Four years ago we ran one of my favorite ads, the “Horse and Buggy” ad. In 2008 fuel prices were climbing and diesel peaked at $4.207/gallon on August 18. Shippers, carriers, consumers were struggling with rising fuel charges and everyone was looking for ways to cut transportation costs.
It may be time to run the ad again.
This week the Department of Energy (DOE) announced that the average price of diesel rose .5 cents to $4.147 a gallon, which is the highest diesel has climbed since that summer day in 2008. I believe it won’t be long until we reach the $4.207/gallon price and, more than likely, surpass it. This is the ninth straight increase we’ve seen, and in the past three months the average price for a gallon of diesel has risen 36.4 cents.

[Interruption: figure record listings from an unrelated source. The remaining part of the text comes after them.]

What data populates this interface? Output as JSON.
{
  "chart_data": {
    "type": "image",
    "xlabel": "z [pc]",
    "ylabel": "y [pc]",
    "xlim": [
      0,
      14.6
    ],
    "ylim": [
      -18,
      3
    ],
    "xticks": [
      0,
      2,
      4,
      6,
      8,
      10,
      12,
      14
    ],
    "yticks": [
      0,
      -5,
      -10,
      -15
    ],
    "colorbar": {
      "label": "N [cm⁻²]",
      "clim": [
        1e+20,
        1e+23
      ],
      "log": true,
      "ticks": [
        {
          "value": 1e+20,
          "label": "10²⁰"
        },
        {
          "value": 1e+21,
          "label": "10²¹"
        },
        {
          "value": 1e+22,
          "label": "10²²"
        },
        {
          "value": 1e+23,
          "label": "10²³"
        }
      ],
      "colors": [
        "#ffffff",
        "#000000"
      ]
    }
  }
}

Fuel costs are on an upward trajectory and shippers need to get resourceful, creative. Of course horse-drawn transportation hasn’t been a viable option since the 1800s, but the point is made. My advice: Don’t lament the situation, leverage it.
Now is the perfect opportunity to step back and really dig into your freight operations. Fuel costs are beyond our control, so we must control what we can. When was the last time you explored opportunities for freight optimization? Shipment aggregation, consolidation, co-loading, continuous move routing, mode-shifting. Even a small reduction in deadhead miles will contribute to your bottom line.
Maybe you don’t think these practices are an option for you, but odds are in your favor. Over the years we’ve worked with countless shippers whom have been surprised to discover that yes, freight optimization can work for them. And, what’s more, they don’t have to make trade-offs between cost reduction and customer satisfaction.
LMS has published a white paper that explores optimization tactics in detail – “Ten Best Practices for Motor Freight Management.” It’s a good place to start and it’s free; you can request it via this link. Better yet, we can perform a free analysis of your transportation data. Using our proprietary technology, we will quickly review your freight activities to identify viable optimization opportunities within your network. If you are interested, contact us (firstname.lastname@example.org).
Regardless of how you choose to go about your research, know that it is an important exercise that can help you mitigate the effects of rising fuel costs. Chances are great that your efforts will lead you to viable cost-saving initiatives, and, chances are, none of them will involve horses.